The hunters had hunted the wood for so many years that no wild animal was any more to be found in it. You might walk from one end to the other without ever seeing a hare, or a deer, or a boar, or hearing the cooing of the doves in their nest. If they were not dead, they had flown elsewhere. Only three creatures remained alive, and they had hidden themselves in the thickest part of the forest, high up the mountain. These were a grey-furred, long-tailed tanuki, his wife the fox, who was one of his own family, and their little son.
The fox and the tanuki were very clever, prudent beasts, and they also were skilled in magic, and by this means had escaped the fate of their unfortunate friends. If they heard the twang of an arrow or saw the glitter of a spear, ever so far off, they lay very still, and were not to be tempted from their hiding-place, if their hunger was ever so great, or the game ever so delicious. ‘We are not so foolish as to risk our lives,’ they said to each other proudly. But at length there came a day when, in spite of their prudence, they seemed likely to die of starvation, for no more food was to be had. Something had to be done, but they did not know what.
Suddenly a bright thought struck the tanuki. ‘I have got a plan,’ he cried joyfully to his wife. ‘I will pretend to be dead, and you must change yourself into a man, and take me to the village for sale. It will be easy to find a buyer, tanukis’ skins are always wanted; then buy some food with the money and come home again. I will manage to escape somehow, so do not worry about me.’
The fox laughed with delight, and rubbed her paws together with satisfaction. ‘Well, next time I will go,’ she said, ‘and you can sell me.’ And then she changed herself into a man, and picking up the stiff body of the tanuki, set off towards the village. She found him rather heavy, but it would never have done to let him walk through the wood and risk his being seen by somebody.
As the tanaki had foretold, buyers were many, and the fox handed him over to the person who offered the largest price, and hurried to get some food with the money. The buyer took the tanuki back to his house, and throwing him into a corner went out. Directly the tanaki found he was alone, he crept cautiously through a chink of the window, thinking, as he did so, how lucky it was that he was not a fox, and was able to climb. Once outside, he hid himself in a ditch till it grew dusk, and then galloped away into the forest.

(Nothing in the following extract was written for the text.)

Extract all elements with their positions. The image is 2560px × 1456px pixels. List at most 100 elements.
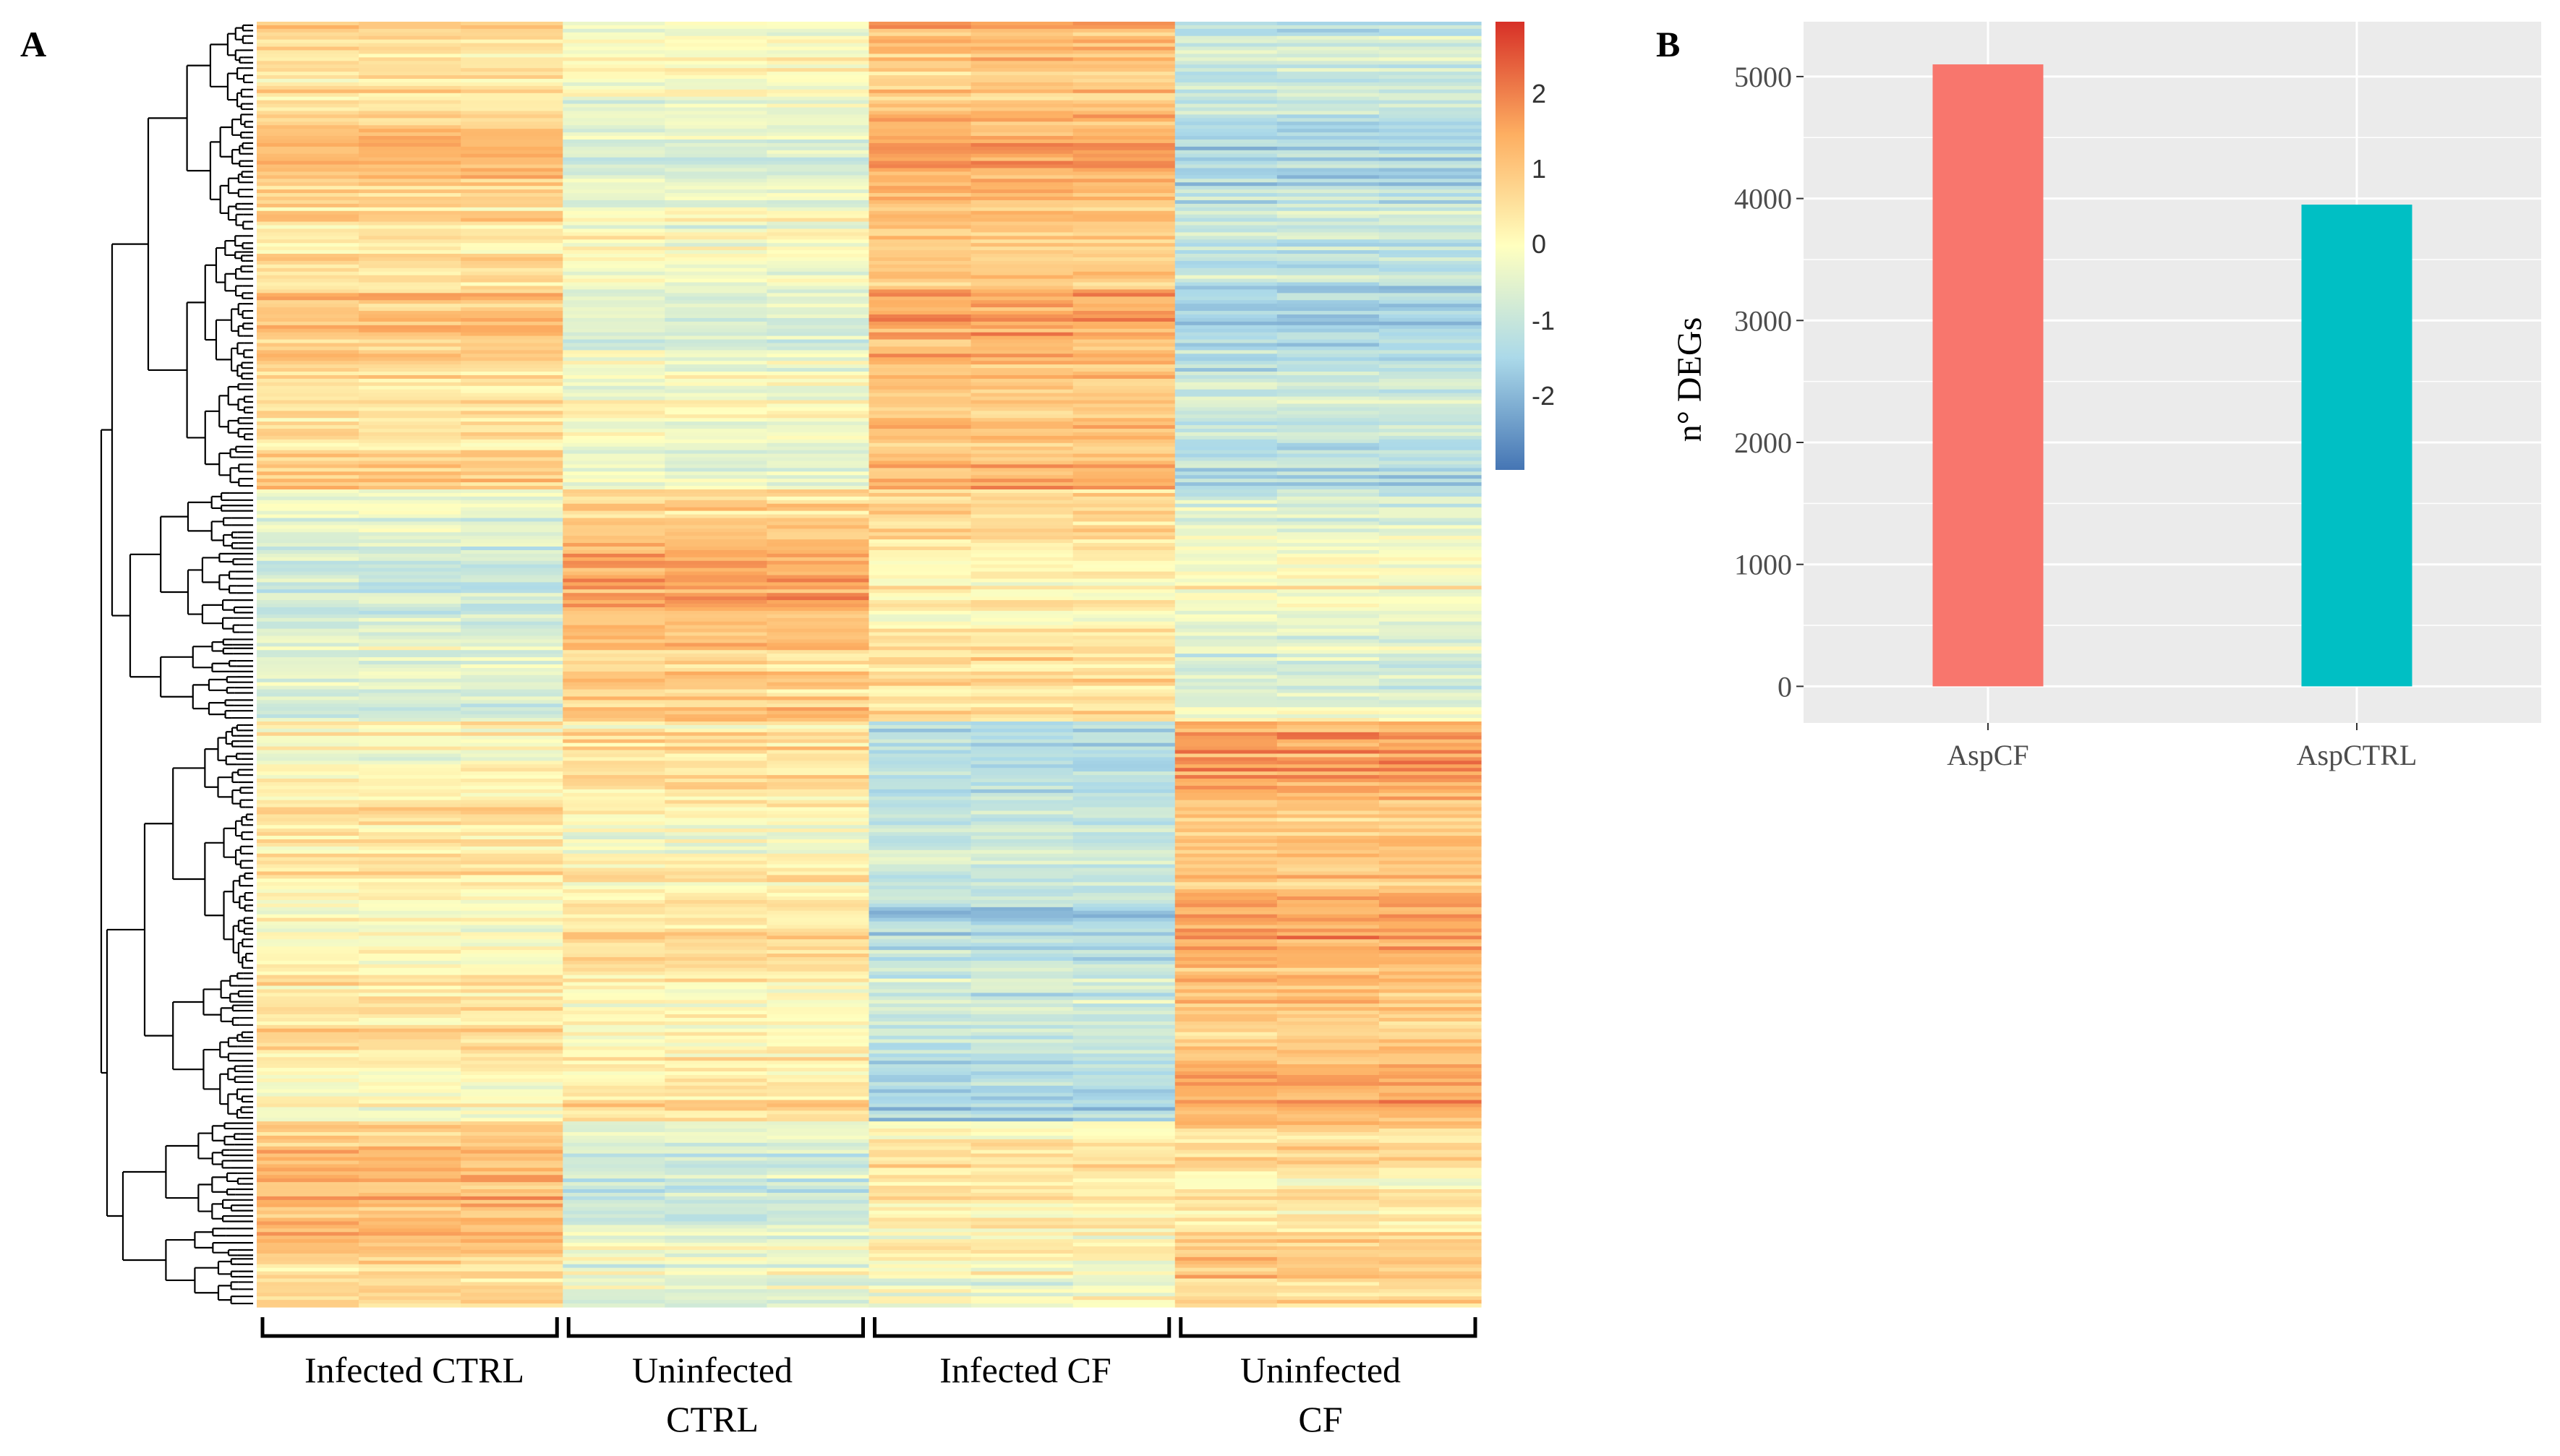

While the food lasted they were all three as happy as kings; but there soon arrived a day when the larder was as empty as ever. ‘It is my turn now to pretend to be dead,’ cried the fox. So the tanuki changed himself into a peasant, and started for the village, with his wife’s body hanging over his shoulder. A buyer was not long in coming forward, and while they were making the bargain a wicked thought darted into the tanuki’s head, that if he got rid of the fox there would be more food for him and his son. So as he put the money in his pocket he whispered softly to the buyer that the fox was not really dead, and that if he did not take care she might run away from him. The man did not need twice telling. He gave the poor fox a blow on the head, which put an end to her, and the wicked tanuki went smiling to the nearest shop.
In former times he had been very fond of his little son; but since he had betrayed his wife he seemed to have changed all in a moment, for he would not give him as much as a bite, and the poor little fellow would have starved had he not found some nuts and berries to eat, and he waited on, always hoping that his mother would come back.
At length some notion of the truth began to dawn on him; but he was careful to let the old tanuki see nothing, though in his own mind he turned over plans from morning till night, wondering how best he might avenge his mother.
One morning, as the little tanuki was sitting with his father, he remembered, with a start, that his mother had taught him all she knew of magic, and that he could work spells as well as his father, or perhaps better. ‘I am as good a wizard as you,’ he said suddenly, and a cold chill ran through the tanuki as he heard him, though he laughed, and pretended to think it a joke. But the little tanaki stuck to his point, and at last the father proposed they should have a wager.
‘Change yourself into any shape you like,’ said he, ‘and I will undertake to know you. I will go and wait on the bridge which leads over the river to the village, and you shall transform yourself into anything you please, but I will know you through any disguise.’ The little tanuki agreed, and went down the road which his father had pointed out. But instead of transforming himself into a different shape, he just hid himself in a corner of the bridge, where he could see without being seen.
He had not been there long when his father arrived and took up his place near the middle of the bridge, and soon after the king came by, followed by a troop of guards and all his court.
‘Ah! he thinks that now he has changed himself into a king I shall not know him,’ thought the old tanuki, and as the king passed in his splendid carriage, borne by his servants, he jumped upon it crying: ‘I have won my wager; you cannot deceive me.’ But in reality it was he who had deceived himself. The soldiers, conceiving that their king was being attacked, seized the tanuki by the legs and flung him over into the river, and the water closed over him.
And the little tanoki saw it all, and rejoiced that his mother’s death had been avenged. Then he went back to the forest, and if he has not found it too lonely, he is probably living there still.